Imported image too small.
Imported image too large.
Imported image correct size – flipped it horizontally for better visibility.
As you can see, the reference line matches the outside edges of the IC image. Also note that the color of the imported image is the color of the Eagle layer on which it was imported (200 is the default) and that by selecting only the first box of colors we get the component as positive space (blue) and the pads as negative space.
Moving the imported image over the center of the footprint might seem a bit tricky. First, note that the image is broken up into individual pixels that are each their own object. This means you cannot simply select one and move the whole image. It means you have to isolate the layer 200, select the whole image (alt + F7), and then move it over the rest of the footprint (F7). I used the large center pad as my reference point, making sure it is lined up with the center negative space on my imported image.
With that, you should now have an image of the correct footprint sizes and dimensions. Now let’s see how to edit our part to match this 1:1 image.

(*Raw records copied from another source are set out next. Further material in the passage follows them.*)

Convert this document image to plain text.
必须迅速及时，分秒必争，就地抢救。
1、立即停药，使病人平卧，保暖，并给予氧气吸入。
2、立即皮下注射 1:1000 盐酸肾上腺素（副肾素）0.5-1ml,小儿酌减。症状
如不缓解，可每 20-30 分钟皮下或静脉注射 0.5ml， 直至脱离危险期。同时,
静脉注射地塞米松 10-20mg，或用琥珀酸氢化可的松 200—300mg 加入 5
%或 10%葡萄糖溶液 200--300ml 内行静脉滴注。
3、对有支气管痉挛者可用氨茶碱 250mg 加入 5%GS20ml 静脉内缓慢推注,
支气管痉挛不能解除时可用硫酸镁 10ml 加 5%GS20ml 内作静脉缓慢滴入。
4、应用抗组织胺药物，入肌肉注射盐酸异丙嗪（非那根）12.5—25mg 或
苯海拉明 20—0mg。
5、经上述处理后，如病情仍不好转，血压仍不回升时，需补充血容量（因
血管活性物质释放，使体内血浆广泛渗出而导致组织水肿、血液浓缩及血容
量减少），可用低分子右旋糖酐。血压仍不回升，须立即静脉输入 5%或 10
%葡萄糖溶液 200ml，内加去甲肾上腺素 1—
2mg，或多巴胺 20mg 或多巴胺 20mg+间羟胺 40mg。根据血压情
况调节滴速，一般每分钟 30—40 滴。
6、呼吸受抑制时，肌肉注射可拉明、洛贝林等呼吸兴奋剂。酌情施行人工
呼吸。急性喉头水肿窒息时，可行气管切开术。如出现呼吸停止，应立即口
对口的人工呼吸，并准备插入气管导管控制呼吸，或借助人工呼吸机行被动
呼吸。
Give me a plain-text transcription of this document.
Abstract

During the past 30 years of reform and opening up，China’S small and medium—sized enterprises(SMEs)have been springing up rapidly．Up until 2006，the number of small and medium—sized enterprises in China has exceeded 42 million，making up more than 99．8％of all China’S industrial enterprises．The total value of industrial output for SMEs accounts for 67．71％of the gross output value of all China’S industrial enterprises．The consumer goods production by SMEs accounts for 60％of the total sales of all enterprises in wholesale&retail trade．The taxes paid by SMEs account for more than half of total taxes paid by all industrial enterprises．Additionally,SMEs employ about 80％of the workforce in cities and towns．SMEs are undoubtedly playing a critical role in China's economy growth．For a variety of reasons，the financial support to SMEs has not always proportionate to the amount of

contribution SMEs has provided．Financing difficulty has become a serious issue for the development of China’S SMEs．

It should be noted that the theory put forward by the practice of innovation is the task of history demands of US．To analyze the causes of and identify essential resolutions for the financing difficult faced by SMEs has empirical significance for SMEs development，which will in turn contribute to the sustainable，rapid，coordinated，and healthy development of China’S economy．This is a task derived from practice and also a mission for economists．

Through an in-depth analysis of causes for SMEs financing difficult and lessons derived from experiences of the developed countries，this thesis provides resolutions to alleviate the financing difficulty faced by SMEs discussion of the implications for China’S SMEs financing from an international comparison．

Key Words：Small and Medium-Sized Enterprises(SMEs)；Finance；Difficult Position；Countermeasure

Chances are the existing footprint will be fairly close to the right size and spacing, but there are always better ways to set things up. For instance, in this example, the pads on the footprint are square, while the pads on the part are round.
Always match metal to metal wherever possible. This means that all the pads on the footprint should be the same size and shape as their counterparts on the part on which you are working.
Using the Change tool on the left toolbar, select Roundness and type 100 (for 100%). Then select each pad, and they will change from square to round.
After all the pads are round, move each individual pad into place, using the imported image as a reference. Note the righthand pads are lined up correctly while the upper and lower pads have not yet been moved.
Remember that for the most part, footprints are quite small, so little moves in Eagle are even smaller in the real world. It’s ok to just get things as close as you can. It doesn’t have to be exactly right. I always make symmetrical moves when dealing with a symmetrical part (what I do to one side I do to all four sides), so I end up having to move pads into positions that look the best overall, and maybe not the best per individual pad.
Footprint before changes.
Finsihed footprint after changes.
In order for you to be able to use the new package in Eagle, it must be connected to a device. Since we are just customizing an existing part, it’s a pretty simple thing to do.
Open the Device list (next to Package on the toolbar), and select your device.
This opens a schematic picture of your device, along with all of the packages connected to it.
On the righthand side, select “New”.
This brings up the package list, and you can select the one you just created.
You just created what Eagle calls a Variant. It’s an alternate package associated with a device. Right-click on it and hit Rename.
I always rename this new Variant “1:1” so that all the Library files are consistent, but you can call it whatever you like.
Notice that there is that little yellow circle with an exclamation point next to the variant. This means that a package has been added to the device, but Eagle is not sure how to connect the pins associated with the pads.
With your variant selected, hit the Connect button.
This brings up a list of all the pins on the Device, and all the pins on the package.
From the little dropdown menu, scroll to the original package name (if there is more than one package already associated with this device – in my case there are two more).
This connects your variant exactly like the original package, which is how you want it to be.
Once you click OK, you have completed the connections and your variant should get a check mark.
Now all that remains is to use this new package and on a board, or replace an existing package on a board if you have already used the library part somewhere in your designs.
We hope you enjoyed this Eagle tutorial. Using this method, we have redesigned many boards here at SparkFun and solved a lot of our reflow and rework issues. We hope you use these tools to your advantage as well!